Harry Reid, Former US Senator and Democratic Party Leader, Dies at 82
Harry Reid, a former U.S. Senator from Nevada and Democratic party leader, died on December 28, 2021. He was 82.
He grew up in Searchlight, Nevada, in a home with no running water or telephone. His father was a miner and his mother was a laundress. Reid was raised as an agnostic. He once said, “I grew up around people of strong values — even if they rarely talked about them.”
He began dating his future wife, Landra, in high school. Landra’s father and Reid had a physical fight early in the courtship because her family wanted her to marry someone who was Jewish. However, the two eloped during their college years and embraced the Mormon faith. Reid put himself through law school at George Washington University by serving as a U.S. Capitol police officer.
At the age of 30, Reid became the youngest lieutenant governor in Nevada history, elected alongside his former high-school boxing coach, Governor Mike O’Callaghan. Reid was elected to the U.S. House in 1982, then to the Senate in 1986. Reid served for three decades in Congress, ultimately becoming the Democratic party leader from 2005 to 2017, including eight years as the majority leader.
During the Obama presidential era, Reid maneuvered the Affordable Care Act, also known as Obamacare, through the Senate. He later said, “I spent eight years working as Obama’s quarterback, working through the Senate to get the Affordable Care Act passed. It’s too bad there are efforts to weaken it, but it’s still here.”
In 2013, Reid initiated a change to Senate rules that prevented filibusters for judicial nominations. In 2019, after his retirement, he called for an end to the filibuster in all circumstances, because “The American people elect leaders to address the issues facing our country, not to cower behind arcane parliamentary procedure.”
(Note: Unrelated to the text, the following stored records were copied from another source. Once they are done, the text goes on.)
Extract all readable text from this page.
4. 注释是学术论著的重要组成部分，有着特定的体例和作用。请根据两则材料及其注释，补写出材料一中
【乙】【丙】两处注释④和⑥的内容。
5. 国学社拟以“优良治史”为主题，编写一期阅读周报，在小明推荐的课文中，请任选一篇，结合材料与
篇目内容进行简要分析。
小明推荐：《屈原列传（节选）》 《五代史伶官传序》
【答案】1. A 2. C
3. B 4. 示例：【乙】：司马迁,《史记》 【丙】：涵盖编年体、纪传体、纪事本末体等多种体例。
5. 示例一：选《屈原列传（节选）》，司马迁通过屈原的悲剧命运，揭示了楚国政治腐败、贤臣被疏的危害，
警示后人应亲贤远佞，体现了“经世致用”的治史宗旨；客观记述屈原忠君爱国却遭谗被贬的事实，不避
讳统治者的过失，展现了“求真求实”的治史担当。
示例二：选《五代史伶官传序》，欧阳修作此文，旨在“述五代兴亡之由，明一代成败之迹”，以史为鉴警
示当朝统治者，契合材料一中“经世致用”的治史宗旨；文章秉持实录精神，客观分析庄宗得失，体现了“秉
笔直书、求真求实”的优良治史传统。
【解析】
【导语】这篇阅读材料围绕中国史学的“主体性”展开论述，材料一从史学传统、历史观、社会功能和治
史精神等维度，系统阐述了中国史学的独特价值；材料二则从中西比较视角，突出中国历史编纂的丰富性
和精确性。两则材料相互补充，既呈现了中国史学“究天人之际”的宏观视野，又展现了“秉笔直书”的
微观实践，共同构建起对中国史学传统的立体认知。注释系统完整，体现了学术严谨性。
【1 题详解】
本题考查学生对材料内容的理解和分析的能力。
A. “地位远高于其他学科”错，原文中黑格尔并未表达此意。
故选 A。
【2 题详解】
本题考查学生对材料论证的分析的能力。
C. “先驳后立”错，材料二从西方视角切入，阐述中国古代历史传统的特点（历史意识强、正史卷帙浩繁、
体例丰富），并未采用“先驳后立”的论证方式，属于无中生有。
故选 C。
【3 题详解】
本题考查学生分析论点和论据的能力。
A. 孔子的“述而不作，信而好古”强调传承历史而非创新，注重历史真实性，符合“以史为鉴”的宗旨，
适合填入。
Reid offered inspiration to everyone during his farewell address to the Senate in 2016: “I didn’t make it in life because of my athletic prowess. I didn’t make it because of my good looks. I didn’t make it because I’m a genius. I made it because I worked hard.”
Reid died after a long battle with pancreatic cancer, but he lived to see Las Vegas’ McCarran Airport renamed as the Harry Reid International Airport. He is survived by his wife Landra and five children.